CHAPTER 13, part 10
As for poor Daisy, what can rival her solemnity in sitting night after night round a table with someone who may or may not be a Russian princess--Russia of course is a very large place, and one does not know how many princesses there may be there--and thrilling over a pot of luminous paint and a false nose and calling it Amadeo the friend of Dante." This was too much for Georgie.

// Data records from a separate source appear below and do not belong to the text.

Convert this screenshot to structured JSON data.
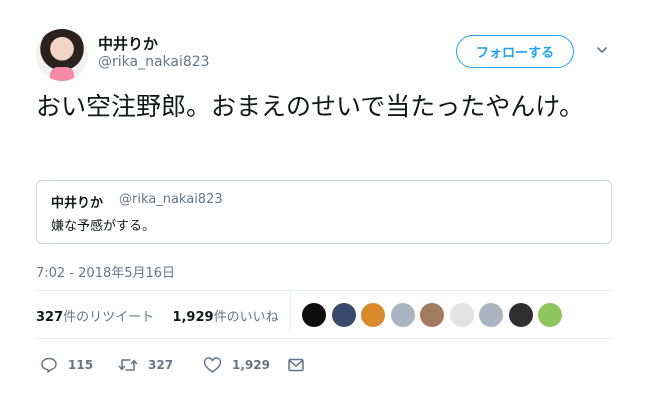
{
  "author": {
    "name": "中井りか",
    "handle": "@rika_nakai823"
  },
  "follow_button_label": "フォローする",
  "tweet_text": "おい空注野郎。おまえのせいで当たったやんけ。",
  "quoted_tweet": {
    "name": "中井りか",
    "handle": "@rika_nakai823",
    "text": "嫌な予感がする。"
  },
  "timestamp": "7:02 - 2018年5月16日",
  "stats": {
    "retweets_count": "327",
    "retweets_label": "件のリツイート",
    "likes_count": "1,929",
    "likes_label": "件のいいね"
  },
  "likers": [
    {
      "icon": "liker-avatar-1",
      "color": "#0d0d0d"
    },
    {
      "icon": "liker-avatar-2",
      "color": "#3b4a6b"
    },
    {
      "icon": "liker-avatar-3",
      "color": "#d8892b"
    },
    {
      "icon": "liker-avatar-4",
      "color": "#a9b6c2"
    },
    {
      "icon": "liker-avatar-5",
      "color": "#a27a5d"
    },
    {
      "icon": "liker-avatar-6",
      "color": "#e3e3e3"
    },
    {
      "icon": "liker-avatar-7",
      "color": "#a9b6c2"
    },
    {
      "icon": "liker-avatar-8",
      "color": "#2f2f2f"
    },
    {
      "icon": "liker-avatar-9",
      "color": "#8cc65d"
    }
  ],
  "actions": {
    "reply_count": "115",
    "retweet_count": "327",
    "like_count": "1,929"
  },
  "colors": {
    "accent": "#1da1f2",
    "muted": "#657786",
    "border": "#e6ecf0"
  }
}
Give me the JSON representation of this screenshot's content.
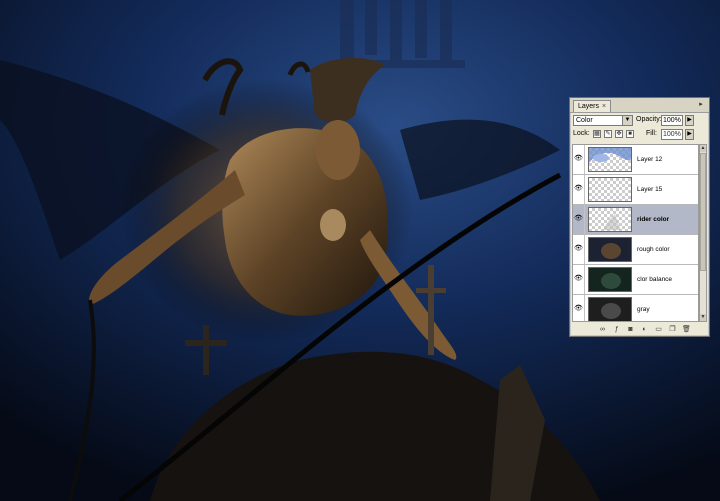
{
  "panel": {
    "tab_label": "Layers",
    "tab_close": "×",
    "menu_icon": "▸",
    "blend_mode": "Color",
    "opacity_label": "Opacity:",
    "opacity_value": "100%",
    "lock_label": "Lock:",
    "fill_label": "Fill:",
    "fill_value": "100%",
    "layers": [
      {
        "name": "Layer 12",
        "visible": true,
        "selected": false
      },
      {
        "name": "Layer 15",
        "visible": true,
        "selected": false
      },
      {
        "name": "rider color",
        "visible": true,
        "selected": true
      },
      {
        "name": "rough color",
        "visible": true,
        "selected": false
      },
      {
        "name": "clor balance",
        "visible": true,
        "selected": false
      },
      {
        "name": "gray",
        "visible": true,
        "selected": false
      }
    ],
    "bottom_icons": [
      "link-icon",
      "fx-icon",
      "mask-icon",
      "adjustment-icon",
      "group-icon",
      "new-layer-icon",
      "trash-icon"
    ]
  },
  "colors": {
    "canvas_bg": "#0d1a36",
    "panel_bg": "#ece9d8",
    "selected_row": "#b3b8c8"
  }
}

"But you asked Mrs Quantock and the Princess to dine with you," he said, "and hoped there would be a seance afterwards. You wouldn't have done that, if you thought it was only a false nose and a pot of luminous paint." "I may have been impulsive," said Lucia speaking very rapidly. "I daresay I'm impulsive, and if my impulses lie in the direction of extending such poor hospitality as I can offer to my friends, and their friends, I am not ashamed of them. Far otherwise. But when I see and observe the awful effect of this so-called spiritualism on people whom I should have thought sensible and well-balanced--I do not include poor dear Daisy among them--then I am only thankful that my impulses did not happen to lead me into countenancing such piffle, as your sister so truly observed about POOR Daisy's Guru." They had come opposite Georgie's house, and suddenly his drawing-room window was thrown up. Olga's head looked out. "Don't have a fit, Georgie, to find me here" she said. "Good morning, Mrs Lucas; you were behind the mulberry, and I didn't see you. But something's happened to my kitchen range, and I can't have lunch at home. Do give me some. I've brought my crystal, and we'll gaze and gaze. I can see nothing at present except my own nose and the window. Are you psychical, Mrs Lucas?" This was the last straw; all Lucia's grievances had been flocking together like swallows for their flight, and to crown all came this open annexation of Georgie. There was Olga, sitting in his window, all unasked, and demanding lunch, with her silly ridiculous crystal in her hand, wondering if Lucia was psychical.
Her silvery laugh was a little shrill. It started a full tone above its normal pitch.
"No, dear Miss Bracely," she said. "I am afraid I am much too commonplace and matter-of-fact to care about such things. It is a great loss I know, and deprives me of the pleasant society of Russian princesses. But we are all made differently; that is very lucky. I must get home, Georgie." It certainly seemed very lucky that everyone was not precisely like Lucia at that moment, or there would have been quarrelling.